Diverticulite Aguda: Perfuração como Complicação Primária

INTO - Instituto Nacional de Traumatologia e Ortopedia Jamil Haddad (RJ) — Prova 2022

Enunciado

Considerando a fisiopatologia da diverticulite do cólon esquerdo, o evento mais comumente esperado no primeiro episódio da doença, em comparação a insultos posteriores, é:

Alternativas

  1. A) Perfuração;
  2. B) Sangramento;
  3. C) Obstrução;
  4. D) Estenose;
  5. E) Fistulízação

Pérola Clínica

Primeiro episódio de diverticulite → perfuração é a complicação aguda mais comum.

Resumo-Chave

A diverticulite aguda é uma inflamação dos divertículos, e a perfuração é a complicação mais frequente no primeiro episódio, variando de microperfurações contidas a perfurações francas com peritonite. As outras complicações (sangramento, obstrução, estenose, fístula) são menos comuns ou tendem a ocorrer em episódios recorrentes ou como sequelas.

Contexto Educacional

A diverticulite é a inflamação ou infecção de um ou mais divertículos, pequenas bolsas que se formam na parede do cólon, mais comumente no cólon sigmoide (cólon esquerdo). A prevalência da doença diverticular aumenta com a idade e está associada a fatores como dieta pobre em fibras e estilo de vida sedentário. A diverticulite aguda é uma das principais causas de dor abdominal em adultos, e sua compreensão é vital para o manejo clínico e cirúrgico. A fisiopatologia da diverticulite envolve a obstrução do colo do divertículo por fecalito ou alimento não digerido, levando a um aumento da pressão intraluminal, isquemia da parede diverticular e subsequente microperfuração. No primeiro episódio da doença, a perfuração é a complicação mais comumente esperada, podendo variar de uma microperfuração contida (que pode formar um abscesso pericólico) a uma perfuração franca com extravasamento de conteúdo fecal para a cavidade peritoneal, resultando em peritonite. O tratamento da diverticulite varia de acordo com a gravidade. Casos não complicados podem ser manejados com repouso intestinal e antibioticoterapia oral. Casos complicados, como aqueles com perfuração, abscesso ou fístula, exigem hospitalização, antibioticoterapia intravenosa e, frequentemente, intervenção cirúrgica (drenagem percutânea de abscessos ou ressecção cirúrgica do segmento colônico afetado).
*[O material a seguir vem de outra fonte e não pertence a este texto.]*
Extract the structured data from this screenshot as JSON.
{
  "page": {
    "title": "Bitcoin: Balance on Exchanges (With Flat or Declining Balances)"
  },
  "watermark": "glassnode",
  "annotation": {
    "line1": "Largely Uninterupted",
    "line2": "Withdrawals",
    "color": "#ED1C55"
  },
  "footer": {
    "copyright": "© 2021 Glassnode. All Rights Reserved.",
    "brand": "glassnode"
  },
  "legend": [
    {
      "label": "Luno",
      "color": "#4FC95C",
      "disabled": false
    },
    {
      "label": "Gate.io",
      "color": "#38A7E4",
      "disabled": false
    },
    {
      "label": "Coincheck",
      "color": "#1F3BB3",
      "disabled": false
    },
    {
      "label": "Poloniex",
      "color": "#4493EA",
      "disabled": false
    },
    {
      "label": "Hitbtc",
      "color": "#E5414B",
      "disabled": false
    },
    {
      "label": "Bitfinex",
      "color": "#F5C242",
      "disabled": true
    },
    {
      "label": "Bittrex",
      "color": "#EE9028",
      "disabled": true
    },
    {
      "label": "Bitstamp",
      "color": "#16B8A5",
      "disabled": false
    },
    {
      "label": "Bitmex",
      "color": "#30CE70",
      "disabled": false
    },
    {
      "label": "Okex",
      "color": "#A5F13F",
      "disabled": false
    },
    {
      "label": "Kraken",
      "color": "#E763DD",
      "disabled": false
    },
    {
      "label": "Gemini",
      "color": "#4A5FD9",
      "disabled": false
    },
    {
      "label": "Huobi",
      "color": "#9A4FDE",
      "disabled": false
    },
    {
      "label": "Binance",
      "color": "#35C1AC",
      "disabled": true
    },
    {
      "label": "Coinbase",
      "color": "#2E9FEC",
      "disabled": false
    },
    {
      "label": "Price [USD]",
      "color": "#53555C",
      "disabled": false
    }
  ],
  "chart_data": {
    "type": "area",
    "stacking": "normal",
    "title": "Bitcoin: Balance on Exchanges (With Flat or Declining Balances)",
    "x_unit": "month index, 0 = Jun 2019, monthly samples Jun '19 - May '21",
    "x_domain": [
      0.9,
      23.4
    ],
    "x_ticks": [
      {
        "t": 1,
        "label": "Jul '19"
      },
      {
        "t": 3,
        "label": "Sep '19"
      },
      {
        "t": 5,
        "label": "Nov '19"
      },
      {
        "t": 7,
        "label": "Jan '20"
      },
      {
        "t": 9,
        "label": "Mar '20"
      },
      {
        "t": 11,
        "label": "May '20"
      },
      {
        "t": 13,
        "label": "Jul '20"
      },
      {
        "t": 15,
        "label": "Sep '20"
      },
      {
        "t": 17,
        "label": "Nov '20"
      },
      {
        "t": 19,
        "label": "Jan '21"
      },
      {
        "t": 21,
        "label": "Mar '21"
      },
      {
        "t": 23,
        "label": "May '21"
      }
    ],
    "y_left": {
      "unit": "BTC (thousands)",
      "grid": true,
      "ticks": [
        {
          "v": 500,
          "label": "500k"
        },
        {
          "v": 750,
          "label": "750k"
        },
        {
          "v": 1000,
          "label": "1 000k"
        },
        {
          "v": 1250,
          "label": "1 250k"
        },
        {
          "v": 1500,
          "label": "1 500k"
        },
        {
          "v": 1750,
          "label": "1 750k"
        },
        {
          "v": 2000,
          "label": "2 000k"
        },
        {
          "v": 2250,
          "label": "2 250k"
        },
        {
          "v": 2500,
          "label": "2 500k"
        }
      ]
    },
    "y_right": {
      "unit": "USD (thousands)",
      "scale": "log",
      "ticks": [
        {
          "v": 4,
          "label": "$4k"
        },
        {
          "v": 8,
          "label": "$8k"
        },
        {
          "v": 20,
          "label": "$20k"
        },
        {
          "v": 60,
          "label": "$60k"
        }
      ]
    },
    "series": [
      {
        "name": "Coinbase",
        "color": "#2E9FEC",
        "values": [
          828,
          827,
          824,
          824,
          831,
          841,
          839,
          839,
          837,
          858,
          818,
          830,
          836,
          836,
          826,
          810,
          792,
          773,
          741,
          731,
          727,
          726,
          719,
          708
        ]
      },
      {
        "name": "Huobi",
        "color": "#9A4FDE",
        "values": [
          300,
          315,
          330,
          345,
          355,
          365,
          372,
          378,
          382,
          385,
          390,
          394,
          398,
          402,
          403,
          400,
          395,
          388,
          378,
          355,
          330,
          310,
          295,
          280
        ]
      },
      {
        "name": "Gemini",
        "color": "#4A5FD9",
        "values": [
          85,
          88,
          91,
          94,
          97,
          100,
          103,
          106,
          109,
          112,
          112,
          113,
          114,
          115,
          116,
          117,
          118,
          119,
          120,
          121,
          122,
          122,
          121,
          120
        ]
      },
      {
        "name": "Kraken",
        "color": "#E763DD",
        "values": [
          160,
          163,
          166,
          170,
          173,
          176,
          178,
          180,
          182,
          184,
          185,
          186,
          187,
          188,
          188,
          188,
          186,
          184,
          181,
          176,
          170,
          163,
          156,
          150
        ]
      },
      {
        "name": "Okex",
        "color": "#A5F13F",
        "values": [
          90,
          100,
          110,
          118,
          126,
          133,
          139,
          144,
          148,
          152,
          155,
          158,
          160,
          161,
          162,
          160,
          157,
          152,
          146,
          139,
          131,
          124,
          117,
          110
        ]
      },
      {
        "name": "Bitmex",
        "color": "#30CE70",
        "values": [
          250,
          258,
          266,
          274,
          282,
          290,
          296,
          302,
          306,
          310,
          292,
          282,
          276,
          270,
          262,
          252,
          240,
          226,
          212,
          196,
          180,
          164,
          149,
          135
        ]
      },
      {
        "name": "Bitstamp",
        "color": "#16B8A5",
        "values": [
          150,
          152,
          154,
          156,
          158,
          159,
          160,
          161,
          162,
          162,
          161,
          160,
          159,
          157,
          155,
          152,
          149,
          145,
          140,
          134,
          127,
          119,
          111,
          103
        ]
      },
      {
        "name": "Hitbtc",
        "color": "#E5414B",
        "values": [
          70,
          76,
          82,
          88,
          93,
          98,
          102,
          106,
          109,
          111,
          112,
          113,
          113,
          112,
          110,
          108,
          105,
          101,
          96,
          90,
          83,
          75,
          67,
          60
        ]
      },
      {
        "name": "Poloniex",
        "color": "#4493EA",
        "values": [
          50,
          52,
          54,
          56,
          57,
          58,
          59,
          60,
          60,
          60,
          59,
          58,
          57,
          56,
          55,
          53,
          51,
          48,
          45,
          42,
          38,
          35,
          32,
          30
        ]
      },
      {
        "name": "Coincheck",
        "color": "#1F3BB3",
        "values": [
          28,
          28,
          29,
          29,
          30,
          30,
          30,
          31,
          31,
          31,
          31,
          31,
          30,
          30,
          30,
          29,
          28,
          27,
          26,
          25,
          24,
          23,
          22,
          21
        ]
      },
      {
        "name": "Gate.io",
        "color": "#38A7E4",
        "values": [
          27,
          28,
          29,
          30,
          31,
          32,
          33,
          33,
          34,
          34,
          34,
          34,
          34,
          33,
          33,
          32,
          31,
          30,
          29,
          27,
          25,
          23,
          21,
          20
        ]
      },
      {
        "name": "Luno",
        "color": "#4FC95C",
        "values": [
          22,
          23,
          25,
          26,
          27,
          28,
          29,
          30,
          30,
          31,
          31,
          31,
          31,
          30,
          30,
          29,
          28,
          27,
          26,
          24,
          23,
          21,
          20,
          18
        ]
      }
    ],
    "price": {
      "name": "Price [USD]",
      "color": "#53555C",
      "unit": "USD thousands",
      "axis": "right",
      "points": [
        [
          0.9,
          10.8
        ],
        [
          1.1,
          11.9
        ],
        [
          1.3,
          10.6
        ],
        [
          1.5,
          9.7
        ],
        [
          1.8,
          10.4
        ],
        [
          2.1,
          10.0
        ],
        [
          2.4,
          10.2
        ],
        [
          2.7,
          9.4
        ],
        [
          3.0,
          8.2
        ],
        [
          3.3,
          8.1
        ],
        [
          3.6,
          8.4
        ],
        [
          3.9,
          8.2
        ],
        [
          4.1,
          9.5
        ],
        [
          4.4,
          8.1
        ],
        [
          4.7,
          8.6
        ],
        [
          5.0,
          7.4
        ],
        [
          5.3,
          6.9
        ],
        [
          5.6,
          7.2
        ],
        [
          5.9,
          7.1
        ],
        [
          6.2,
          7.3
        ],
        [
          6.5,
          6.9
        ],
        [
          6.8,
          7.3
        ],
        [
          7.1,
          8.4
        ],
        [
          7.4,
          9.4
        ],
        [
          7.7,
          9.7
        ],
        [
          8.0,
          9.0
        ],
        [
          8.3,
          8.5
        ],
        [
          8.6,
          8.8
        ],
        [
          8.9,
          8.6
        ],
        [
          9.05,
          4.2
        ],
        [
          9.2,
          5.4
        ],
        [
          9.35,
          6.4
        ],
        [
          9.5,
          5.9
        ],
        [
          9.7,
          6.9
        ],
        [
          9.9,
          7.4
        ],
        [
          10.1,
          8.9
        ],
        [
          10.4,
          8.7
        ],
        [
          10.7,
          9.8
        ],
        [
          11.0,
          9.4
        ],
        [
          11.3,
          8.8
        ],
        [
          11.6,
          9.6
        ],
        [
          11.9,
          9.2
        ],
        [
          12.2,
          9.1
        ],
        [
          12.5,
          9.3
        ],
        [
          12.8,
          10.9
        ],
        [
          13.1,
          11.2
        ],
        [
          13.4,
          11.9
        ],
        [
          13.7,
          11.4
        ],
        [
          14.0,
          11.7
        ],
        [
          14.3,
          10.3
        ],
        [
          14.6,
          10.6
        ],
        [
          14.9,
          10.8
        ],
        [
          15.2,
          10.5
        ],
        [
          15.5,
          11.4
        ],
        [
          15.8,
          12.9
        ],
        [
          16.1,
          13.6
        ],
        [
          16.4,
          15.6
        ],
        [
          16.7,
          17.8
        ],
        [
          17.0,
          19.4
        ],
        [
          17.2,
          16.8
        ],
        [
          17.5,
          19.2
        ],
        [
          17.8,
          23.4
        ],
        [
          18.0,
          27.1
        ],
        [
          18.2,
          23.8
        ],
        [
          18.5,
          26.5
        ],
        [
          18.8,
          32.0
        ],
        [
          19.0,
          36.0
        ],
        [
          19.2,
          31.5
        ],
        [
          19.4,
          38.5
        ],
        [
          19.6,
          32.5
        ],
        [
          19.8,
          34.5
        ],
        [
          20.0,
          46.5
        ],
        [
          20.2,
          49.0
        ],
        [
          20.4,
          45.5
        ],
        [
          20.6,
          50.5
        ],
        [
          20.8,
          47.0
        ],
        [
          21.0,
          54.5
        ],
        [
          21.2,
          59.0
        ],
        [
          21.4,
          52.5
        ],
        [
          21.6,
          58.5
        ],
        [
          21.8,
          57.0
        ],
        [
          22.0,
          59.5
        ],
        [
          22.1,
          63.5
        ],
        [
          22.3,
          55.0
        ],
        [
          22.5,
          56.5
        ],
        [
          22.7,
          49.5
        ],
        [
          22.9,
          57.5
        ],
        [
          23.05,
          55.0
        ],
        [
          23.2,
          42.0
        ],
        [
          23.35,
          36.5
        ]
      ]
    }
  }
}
A classificação de Hinchey é amplamente utilizada para estadiar a gravidade da diverticulite complicada e guiar a conduta terapêutica.

Perguntas Frequentes

Quais são os sinais de perfuração na diverticulite?

Sinais de perfuração incluem dor abdominal intensa e localizada, defesa e descompressão brusca positiva, febre alta, taquicardia, e sinais de peritonite difusa ou localizada, dependendo da extensão da perfuração.

Qual a conduta inicial em caso de suspeita de diverticulite perfurada?

A conduta inicial envolve estabilização hemodinâmica, antibioticoterapia de amplo espectro, e avaliação imediata por imagem (tomografia computadorizada) para confirmar a perfuração e guiar a necessidade de drenagem percutânea ou cirurgia de emergência.

Como diferenciar diverticulite não complicada de complicada?

A diverticulite não complicada apresenta inflamação sem perfuração, abscesso ou fístula, enquanto a complicada envolve essas ocorrências. A TC de abdome é essencial para essa diferenciação, mostrando espessamento da parede colônica e inflamação da gordura pericólica na não complicada, e coleções líquidas ou ar extraluminal na complicada.